Up till then, Winston had never been one for listening to gossip; he avoided people if he could. He thought the stories they told about the things they heard or saw were all made up for attention seeking, so he paid them no heed.
That was until he changed to the night shift.
About the Author: British crime author Pat McDonald lives in a rural part of the Midlands, United Kingdom. She previously worked as a researcher, project manager, and programme manager in the NHS, and in law enforcement and the criminal justice system. She is now a full-time novelist. This is her first published short story and her sixteenth book. She was inspired by her own experiences working in an old Victorian asylum.
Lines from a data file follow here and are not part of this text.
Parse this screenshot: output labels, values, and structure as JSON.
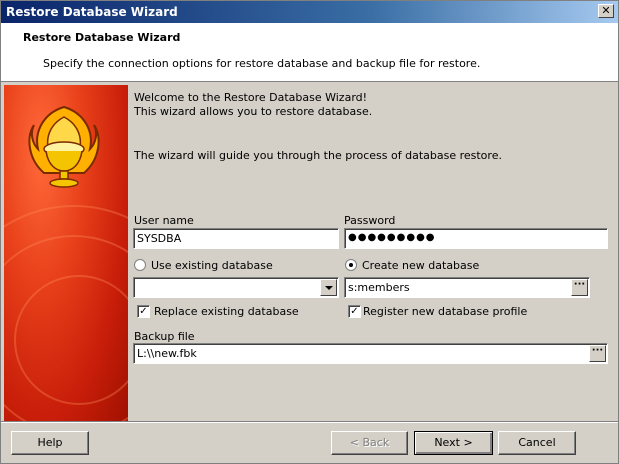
{
  "window": {
    "title": "Restore Database Wizard",
    "close_glyph": "✕"
  },
  "header": {
    "title": "Restore Database Wizard",
    "subtitle": "Specify the connection options for restore database and backup file for restore."
  },
  "intro": {
    "line1": "Welcome to the Restore Database Wizard!",
    "line2": "This wizard allows you to restore database.",
    "line3": "The wizard will guide you through the process of database restore."
  },
  "form": {
    "username_label": "User name",
    "username_value": "SYSDBA",
    "password_label": "Password",
    "password_value": "●●●●●●●●●",
    "use_existing_label": "Use existing database",
    "use_existing_selected": false,
    "create_new_label": "Create new database",
    "create_new_selected": true,
    "existing_db_value": "",
    "new_db_value": "s:members",
    "replace_existing_label": "Replace existing database",
    "replace_existing_checked": true,
    "register_profile_label": "Register new database profile",
    "register_profile_checked": true,
    "backup_file_label": "Backup file",
    "backup_file_value": "L:\\\\new.fbk",
    "ellipsis": "···",
    "check_glyph": "✓"
  },
  "buttons": {
    "help": "Help",
    "back": "< Back",
    "next": "Next >",
    "cancel": "Cancel"
  }
}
“My name is Winston Henry and I work up at the Asylum.” So begins the first-person narrative of the son of Jamaican immigrants to Britain. The language used is commensurate with the narrator’s origin, and the uneasy ambience of the story is established from the get-go – the Echo Heights Asylum is not the type of institution where people go to be ‘cured’ so much as a place where long term, ‘hopeless’ inmates die. When ghostly, unexplained events start happening on the ward, an exorcism is suggested. But is the problem a supernatural issue or a mental one among the anxiety-riddled staff? But then Winston is moved onto the night shift and his cynicism on matters spiritual undergoes a profound metamorphosis… ‘Echo Heights’ is a short but atmospheric read. If at times it doesn’t make your pulse race, you’d better check that you still have one.
A curious tale told through the eyes of a psychiatric nurse recounting unexplained occurrences from his days working at the local asylum known as Echo Heights.
What I enjoyed most about this short-story is the author’s ability to capture my attention and question an overarching sense of reality. This well written short story is fascinating. Being inspired by the author’s own experience working in a Victorian asylum more so.